Kinderrechte sind Menschenrechte, denen gerade in Zeiten der Krise eine überragende Bedeutung zukommt. Zwar ist anzuerkennen, dass bei Pandemien zum Schutz der öffentlichen Gesundheit internationale Menschenrechtsnormen bestimmte, zeitlich begrenzte Maßnahmen erfordern können, die die Wahrnehmung einiger Menschenrechte beschränken, um die Verbreitung eines Krankheitserregers einzudämmen. So kann es beispielsweise notwendig sein, das Recht von Kindern auf Versammlungsfreiheit oder ihr Recht auf Bildung vorübergehend einzuschränken.

Dies darf allerdings nur für die kürzeste angemessene Zeit und unter Wahrung der Verhältnismäßigkeit gelten. Zentrale kinderrechtliche Prinzipien wie der Vorrang des Kindeswohls und das Recht der Kinder auf Beteiligung müssen auch unter außergewöhnlichen Umständen beachtet werden.

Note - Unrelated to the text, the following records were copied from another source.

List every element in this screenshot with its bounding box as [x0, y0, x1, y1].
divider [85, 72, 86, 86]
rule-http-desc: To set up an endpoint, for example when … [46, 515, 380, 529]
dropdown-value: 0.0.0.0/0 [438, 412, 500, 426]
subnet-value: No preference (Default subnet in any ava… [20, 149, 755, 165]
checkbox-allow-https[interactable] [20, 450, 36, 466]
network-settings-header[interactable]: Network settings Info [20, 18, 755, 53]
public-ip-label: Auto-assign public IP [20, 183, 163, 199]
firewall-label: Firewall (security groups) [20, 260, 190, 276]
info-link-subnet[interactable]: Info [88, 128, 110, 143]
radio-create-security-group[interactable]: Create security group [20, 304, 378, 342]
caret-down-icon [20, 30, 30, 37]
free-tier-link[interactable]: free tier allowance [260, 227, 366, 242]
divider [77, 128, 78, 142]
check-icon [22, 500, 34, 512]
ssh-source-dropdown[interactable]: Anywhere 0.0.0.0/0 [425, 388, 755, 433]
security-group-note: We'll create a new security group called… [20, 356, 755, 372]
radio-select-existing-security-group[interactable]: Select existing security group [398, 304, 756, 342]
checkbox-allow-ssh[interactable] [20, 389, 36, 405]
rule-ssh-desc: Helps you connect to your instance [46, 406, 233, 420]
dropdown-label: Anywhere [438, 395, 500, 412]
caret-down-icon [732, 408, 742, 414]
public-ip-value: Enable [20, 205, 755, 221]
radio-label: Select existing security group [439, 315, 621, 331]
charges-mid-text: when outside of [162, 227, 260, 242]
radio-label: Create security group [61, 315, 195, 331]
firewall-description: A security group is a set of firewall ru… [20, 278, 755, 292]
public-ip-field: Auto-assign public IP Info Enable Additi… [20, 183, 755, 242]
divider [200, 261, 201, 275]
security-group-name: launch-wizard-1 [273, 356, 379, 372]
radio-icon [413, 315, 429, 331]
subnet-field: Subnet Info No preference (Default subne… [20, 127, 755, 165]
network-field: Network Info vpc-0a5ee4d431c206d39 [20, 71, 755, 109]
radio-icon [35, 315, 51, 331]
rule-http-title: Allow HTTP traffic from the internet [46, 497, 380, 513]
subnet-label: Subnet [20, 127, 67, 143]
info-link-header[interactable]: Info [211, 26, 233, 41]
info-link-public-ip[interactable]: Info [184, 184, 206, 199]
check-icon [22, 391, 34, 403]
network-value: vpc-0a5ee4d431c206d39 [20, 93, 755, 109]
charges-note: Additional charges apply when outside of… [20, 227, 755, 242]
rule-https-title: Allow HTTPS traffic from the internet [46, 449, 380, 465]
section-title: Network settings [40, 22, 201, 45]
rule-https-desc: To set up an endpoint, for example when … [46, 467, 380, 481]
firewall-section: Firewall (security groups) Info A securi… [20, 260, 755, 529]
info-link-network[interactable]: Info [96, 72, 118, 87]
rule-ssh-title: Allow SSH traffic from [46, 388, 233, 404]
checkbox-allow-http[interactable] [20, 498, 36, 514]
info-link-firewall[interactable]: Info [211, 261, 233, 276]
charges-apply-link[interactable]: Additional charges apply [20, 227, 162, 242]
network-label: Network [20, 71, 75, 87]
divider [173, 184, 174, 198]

Umgang mit Kindern in der Corona-Zeit

Rückblickend können die rund zwei Jahre des Umgangs der Politik mit KindernFootnote 1 seit Ausbruch der Pandemie in Deutschland im März 2020 in sechs zeitliche Abschnitte aufgeteilt werden:

  • Phase eins begann mit dem ersten Corona-Lockdown, der am 22. März 2020 in Kraft trat und nach sieben Wochen, am 4. Mai 2020, endete. Aufgrund der flächendeckenden Schließungen von Kitas, Schulen, Freizeiteinrichtungen und Spielplätzen waren Kinder in dieser Zeit vollständig auf ihre Familien zurückgeworfen. Da zu diesem Zeitpunkt noch wenig über Gefährlichkeit und Infektionswege des Corona-Virus bekannt war, kann eine solche zeitlich begrenzte gravierende Einschränkung von Kinderrechten als verhältnismäßig angesehen werden.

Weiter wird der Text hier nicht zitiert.